After my proposal defense, my advisor told me that he prefers to see dissertation drafts in units of first and second halves. Just, whenever it’s ready. “Students keep asking me to read each chapter, and I will, but you don’t have to do that, AV.” You playin, right?

If you know me (or, I guess, yourself??), I’m completely neurotic about all such things academic, especially something like, say, my dissertation. While I appreciate the vote of confidence, I also appreciate my predispositions toward both procrastination and panic. I looked at him with shock and awe (read: sheer horror) and assured him that he would be receiving every single chapter from me (and that I’d be looking forward to feedback on each?!). Should I laugh or cry?

It took me a day and a half to organize a dissertation timeline.

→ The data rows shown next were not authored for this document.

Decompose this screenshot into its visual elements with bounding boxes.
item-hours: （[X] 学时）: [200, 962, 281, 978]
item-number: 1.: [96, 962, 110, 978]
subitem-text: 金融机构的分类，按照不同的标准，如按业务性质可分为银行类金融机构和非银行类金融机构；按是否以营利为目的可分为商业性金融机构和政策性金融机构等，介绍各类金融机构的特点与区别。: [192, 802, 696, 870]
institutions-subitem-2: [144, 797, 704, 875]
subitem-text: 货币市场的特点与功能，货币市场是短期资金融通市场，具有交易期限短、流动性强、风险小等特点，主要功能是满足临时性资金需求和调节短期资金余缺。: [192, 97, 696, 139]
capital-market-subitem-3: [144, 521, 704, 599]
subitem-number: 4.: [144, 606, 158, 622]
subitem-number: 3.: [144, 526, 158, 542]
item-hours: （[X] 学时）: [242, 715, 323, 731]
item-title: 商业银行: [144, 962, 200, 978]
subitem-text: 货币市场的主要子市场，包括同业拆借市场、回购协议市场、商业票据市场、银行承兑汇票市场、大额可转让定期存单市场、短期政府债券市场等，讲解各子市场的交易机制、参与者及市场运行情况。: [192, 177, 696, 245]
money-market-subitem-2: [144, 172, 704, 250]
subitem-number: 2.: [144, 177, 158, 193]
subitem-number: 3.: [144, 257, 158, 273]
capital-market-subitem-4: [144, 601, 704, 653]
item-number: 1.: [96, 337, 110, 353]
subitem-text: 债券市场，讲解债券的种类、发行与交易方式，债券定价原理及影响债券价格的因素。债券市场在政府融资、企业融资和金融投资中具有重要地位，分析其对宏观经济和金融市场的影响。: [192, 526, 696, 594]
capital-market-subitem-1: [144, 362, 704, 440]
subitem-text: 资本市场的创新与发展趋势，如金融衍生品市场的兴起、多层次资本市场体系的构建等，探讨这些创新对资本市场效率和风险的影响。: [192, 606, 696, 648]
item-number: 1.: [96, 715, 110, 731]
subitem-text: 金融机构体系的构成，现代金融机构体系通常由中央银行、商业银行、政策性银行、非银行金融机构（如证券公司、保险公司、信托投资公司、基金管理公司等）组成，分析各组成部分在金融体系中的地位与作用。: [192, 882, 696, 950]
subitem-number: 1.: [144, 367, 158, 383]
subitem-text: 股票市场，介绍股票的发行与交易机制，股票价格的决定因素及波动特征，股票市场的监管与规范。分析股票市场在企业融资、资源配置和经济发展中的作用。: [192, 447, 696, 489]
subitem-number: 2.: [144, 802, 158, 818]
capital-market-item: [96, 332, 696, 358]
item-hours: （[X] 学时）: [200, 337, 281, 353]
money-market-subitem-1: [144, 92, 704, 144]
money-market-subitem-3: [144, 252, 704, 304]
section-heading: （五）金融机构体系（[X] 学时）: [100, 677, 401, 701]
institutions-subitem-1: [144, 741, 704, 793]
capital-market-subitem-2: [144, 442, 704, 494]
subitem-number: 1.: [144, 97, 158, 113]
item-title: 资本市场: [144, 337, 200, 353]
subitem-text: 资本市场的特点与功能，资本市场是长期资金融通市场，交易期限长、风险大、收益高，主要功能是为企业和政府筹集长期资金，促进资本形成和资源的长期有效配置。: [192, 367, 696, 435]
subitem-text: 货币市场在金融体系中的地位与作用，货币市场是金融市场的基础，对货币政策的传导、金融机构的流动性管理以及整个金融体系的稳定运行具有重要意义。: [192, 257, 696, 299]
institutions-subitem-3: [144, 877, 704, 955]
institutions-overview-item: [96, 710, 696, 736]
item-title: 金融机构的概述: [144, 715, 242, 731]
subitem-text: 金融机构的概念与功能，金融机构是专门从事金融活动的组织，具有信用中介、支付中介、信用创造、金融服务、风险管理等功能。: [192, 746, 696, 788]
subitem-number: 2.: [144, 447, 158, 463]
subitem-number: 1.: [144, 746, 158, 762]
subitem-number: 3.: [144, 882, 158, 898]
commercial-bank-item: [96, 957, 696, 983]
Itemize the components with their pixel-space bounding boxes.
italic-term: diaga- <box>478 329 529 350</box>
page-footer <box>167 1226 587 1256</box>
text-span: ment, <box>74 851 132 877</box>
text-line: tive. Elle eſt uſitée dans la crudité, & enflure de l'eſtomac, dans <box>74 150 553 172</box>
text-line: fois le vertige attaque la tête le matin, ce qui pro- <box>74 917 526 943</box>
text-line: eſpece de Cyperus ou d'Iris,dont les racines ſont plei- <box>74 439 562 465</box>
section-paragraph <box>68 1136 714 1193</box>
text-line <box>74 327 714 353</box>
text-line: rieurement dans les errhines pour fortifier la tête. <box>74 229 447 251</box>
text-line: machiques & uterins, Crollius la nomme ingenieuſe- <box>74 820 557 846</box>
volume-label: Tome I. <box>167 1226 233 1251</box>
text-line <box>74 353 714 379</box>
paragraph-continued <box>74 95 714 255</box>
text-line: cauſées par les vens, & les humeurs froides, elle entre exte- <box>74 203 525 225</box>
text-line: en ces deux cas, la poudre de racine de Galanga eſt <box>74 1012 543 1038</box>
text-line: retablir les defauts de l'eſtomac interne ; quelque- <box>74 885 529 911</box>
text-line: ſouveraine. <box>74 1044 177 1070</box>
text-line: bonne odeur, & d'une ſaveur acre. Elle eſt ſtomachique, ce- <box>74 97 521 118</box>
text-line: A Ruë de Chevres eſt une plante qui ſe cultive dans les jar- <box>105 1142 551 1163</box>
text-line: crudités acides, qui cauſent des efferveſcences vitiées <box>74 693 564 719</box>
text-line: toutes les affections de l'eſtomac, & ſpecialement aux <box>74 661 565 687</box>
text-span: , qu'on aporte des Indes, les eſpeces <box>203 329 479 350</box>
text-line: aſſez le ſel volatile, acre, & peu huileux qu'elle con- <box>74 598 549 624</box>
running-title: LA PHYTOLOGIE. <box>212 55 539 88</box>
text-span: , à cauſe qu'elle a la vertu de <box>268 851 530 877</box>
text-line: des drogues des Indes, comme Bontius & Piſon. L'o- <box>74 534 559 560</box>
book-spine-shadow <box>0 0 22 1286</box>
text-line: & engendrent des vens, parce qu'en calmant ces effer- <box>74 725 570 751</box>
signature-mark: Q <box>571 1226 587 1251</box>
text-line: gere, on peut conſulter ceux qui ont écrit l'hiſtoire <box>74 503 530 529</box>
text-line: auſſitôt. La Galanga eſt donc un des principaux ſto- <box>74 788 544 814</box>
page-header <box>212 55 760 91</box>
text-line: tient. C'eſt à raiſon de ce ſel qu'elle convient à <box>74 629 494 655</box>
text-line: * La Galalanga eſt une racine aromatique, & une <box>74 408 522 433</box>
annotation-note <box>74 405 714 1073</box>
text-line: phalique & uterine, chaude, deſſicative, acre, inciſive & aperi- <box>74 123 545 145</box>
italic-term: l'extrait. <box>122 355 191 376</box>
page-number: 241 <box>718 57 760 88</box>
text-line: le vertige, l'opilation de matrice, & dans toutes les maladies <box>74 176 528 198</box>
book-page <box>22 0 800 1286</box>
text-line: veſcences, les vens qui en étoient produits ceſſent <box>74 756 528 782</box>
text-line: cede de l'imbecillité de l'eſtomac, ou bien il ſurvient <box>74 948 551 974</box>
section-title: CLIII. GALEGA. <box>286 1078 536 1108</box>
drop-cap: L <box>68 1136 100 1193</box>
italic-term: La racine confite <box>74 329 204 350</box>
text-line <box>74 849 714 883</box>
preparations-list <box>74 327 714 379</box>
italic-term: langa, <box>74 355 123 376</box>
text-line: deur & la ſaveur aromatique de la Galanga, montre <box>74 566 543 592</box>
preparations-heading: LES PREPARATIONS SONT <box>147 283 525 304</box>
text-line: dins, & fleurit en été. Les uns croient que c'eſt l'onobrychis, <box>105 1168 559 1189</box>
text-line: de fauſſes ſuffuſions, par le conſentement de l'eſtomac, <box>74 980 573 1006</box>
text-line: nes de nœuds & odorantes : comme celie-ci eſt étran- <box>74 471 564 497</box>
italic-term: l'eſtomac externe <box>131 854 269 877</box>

I’ve (only?) had three panic attacks or so. My first attempt left me graduating late 2017. Uh, no. The second time looked good until I realized (and only did so thanks to your posts, paige and erin!) that I had planned zero time for receiving any edits or feedback, much less incorporating them into, say, the version that will actually allow me to graduate. The third time — the one I will be utilizing — sets a pace I’m not completely sure I can achieve.

my life in due dates.

my life in due dates.

I know that creating such a plan is the system that will get me across the finish line, hopefully with some semblance of sanity in tact. But it was just a bit jarring to see my life for the next two years reduced to two pages of due dates. Enough to seriously entertain the thought that there isn’t enough time. A beginner’s lesson in submitting to the fact that there are several things that will have to be “good enough.” I love my project (even though there’s way too much of it) and of course I’m going to try to do what I refer to as my “good good” writing (the 8-days-out-of-the-month perfectionist in me won’t allow anything else), but I’ve also officially lowered my expectations. Otherwise I’ll be in dissertation purgatory for the next 4 years instead of 2 (or, by technical calendar count, 1.33 … oh dear).